Io e Silvia fantastichiamo spesso di andare a vivere lontano. Lei ama il sole e pensa spesso alle isole tropicali. Io sono un tipo più ombroso, alla lettera, e non mi dispiacerebbe una città di medie dimensioni, con un lago o un mare che le faccia compagnia, e dal quale si levi ogni tanto un po’ di vento a spazzare lo smog, le calure estive, le residue malinconie. Una città come Lugano, magari, i cui abitanti mi sono sembrati deliziosi, e che stamattina sembra davvero un luogo sospeso nel tempo. Scrivere ridimensiona la tipica aspirazione umana al cambiare paese, continente, lavoro, amicizie, un’intera esistenza – perché uno scrittore cambia vita ogni volta che si siede davanti al computer. Una volta mi hai detto che i romanzi nascono sempre da un nucleo di dolore, e io ho dissentito esattamente per i dieci secondi necessari a realizzare che il mio primo libro è nato dopo un anno e mezzo di depressione conclamata, e il secondo dagli oscuri rovelli che mi porto dietro da sempre. Quindi non ti smentisco, Donatella: quel bagliore di disperazione addomesticata evidentemente c’è. Però mi piace quell’ addomesticata: mi fa pensare che nel magma di quieta disperazione in cui annaspa la maggior parte dell’umanità, almeno secondo Thoreau, io abbia riconosciuto la mia, l’abbia tirata fuori e infine ammansita a forza di chissà cosa.

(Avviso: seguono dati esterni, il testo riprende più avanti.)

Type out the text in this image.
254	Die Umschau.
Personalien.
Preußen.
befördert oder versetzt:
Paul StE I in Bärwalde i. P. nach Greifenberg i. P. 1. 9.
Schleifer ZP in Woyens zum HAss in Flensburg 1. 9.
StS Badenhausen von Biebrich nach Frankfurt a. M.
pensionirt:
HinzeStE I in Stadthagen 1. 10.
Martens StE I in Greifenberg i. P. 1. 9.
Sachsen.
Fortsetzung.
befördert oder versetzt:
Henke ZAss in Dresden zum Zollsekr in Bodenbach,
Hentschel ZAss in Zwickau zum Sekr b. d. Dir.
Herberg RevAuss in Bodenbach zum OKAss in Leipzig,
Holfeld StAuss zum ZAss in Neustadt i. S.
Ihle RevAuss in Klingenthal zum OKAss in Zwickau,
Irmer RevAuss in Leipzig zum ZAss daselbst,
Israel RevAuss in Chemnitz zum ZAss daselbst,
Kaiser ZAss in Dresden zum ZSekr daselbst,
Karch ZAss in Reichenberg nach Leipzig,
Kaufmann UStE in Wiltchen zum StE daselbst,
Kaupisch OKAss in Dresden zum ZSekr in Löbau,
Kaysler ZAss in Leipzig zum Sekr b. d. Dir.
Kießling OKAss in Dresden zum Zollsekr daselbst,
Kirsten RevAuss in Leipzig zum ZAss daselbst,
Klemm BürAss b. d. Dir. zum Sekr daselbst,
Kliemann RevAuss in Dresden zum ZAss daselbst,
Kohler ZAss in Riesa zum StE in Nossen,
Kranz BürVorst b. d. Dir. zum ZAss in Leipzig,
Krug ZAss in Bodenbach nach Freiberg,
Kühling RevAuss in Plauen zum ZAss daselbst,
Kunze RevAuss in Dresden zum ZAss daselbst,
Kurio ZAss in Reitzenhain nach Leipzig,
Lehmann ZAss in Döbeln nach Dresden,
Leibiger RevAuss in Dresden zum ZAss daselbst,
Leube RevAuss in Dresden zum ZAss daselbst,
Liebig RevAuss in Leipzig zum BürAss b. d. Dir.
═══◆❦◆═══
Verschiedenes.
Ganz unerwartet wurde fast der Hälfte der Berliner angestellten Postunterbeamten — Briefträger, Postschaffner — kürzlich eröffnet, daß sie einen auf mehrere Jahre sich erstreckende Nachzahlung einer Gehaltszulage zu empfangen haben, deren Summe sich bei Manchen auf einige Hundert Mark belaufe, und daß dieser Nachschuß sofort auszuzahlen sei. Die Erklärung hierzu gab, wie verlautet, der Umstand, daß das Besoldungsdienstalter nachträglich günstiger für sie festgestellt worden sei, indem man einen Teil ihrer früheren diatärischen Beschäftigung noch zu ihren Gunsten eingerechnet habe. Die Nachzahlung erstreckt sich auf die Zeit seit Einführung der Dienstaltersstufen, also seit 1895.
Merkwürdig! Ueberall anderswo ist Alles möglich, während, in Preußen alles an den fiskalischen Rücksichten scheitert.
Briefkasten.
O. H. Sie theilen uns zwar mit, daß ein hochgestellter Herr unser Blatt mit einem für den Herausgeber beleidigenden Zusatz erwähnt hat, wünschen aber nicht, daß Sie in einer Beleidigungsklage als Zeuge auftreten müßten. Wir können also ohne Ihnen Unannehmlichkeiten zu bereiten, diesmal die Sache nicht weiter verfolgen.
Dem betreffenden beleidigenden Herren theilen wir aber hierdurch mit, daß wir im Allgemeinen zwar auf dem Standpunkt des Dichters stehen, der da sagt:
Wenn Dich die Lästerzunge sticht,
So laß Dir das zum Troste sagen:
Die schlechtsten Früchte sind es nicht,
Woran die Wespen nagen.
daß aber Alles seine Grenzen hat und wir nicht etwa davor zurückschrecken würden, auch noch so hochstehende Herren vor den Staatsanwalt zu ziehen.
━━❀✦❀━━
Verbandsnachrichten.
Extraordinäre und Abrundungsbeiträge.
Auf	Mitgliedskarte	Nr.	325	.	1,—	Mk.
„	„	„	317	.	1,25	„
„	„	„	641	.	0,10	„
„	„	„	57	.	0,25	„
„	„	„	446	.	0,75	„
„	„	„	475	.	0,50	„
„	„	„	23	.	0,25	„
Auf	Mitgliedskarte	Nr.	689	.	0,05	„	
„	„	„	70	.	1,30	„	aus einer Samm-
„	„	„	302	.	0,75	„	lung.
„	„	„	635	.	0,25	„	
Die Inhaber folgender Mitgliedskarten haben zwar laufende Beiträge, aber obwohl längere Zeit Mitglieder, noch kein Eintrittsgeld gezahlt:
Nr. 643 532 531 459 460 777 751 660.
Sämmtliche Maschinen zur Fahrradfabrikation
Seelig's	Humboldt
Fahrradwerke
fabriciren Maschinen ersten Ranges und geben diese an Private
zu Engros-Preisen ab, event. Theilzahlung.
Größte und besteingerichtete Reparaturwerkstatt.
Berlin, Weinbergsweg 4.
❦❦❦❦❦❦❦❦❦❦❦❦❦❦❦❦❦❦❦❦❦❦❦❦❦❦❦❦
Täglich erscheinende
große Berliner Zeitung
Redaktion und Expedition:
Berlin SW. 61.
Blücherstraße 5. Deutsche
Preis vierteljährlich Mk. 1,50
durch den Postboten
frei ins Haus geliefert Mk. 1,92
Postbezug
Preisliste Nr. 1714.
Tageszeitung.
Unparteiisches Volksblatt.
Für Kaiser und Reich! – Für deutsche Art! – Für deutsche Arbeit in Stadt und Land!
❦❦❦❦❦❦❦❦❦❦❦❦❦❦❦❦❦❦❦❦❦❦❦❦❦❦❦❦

Forse proprio a forza di frasi, di paragrafi, di capitoli.

O più probabilmente grazie alle persone che la Sorte, l’Universo o il Dio delle luci di Natale mi ha posato accanto finora.

Te compresa.

Ti auguro ogni bene, amica mia.

Donatella Di Pietrantonio (Arsita, 1962), scrittrice e dentista pediatrica. I suoi ultimi romanzi sono “L’arminuta” (Einaudi, 2017, Premio Campiello), da cui è tratto il film di Giuseppe Bonito (2021) e “Borgo Sud” (2020), finalista al Premio Strega 2021. Nel 2022 Einaudi ha pubblicato una nuova edizione del suo primo romanzo, “Mia madre è un fiume”.

Fabio Bacà (San Benedetto del Tronto, 1972), scrittore e istruttore di ginnastica. Ha pubblicato con Adelphi i romanzi “Benevolenza cosmica” (2019) e “Nova” (2021).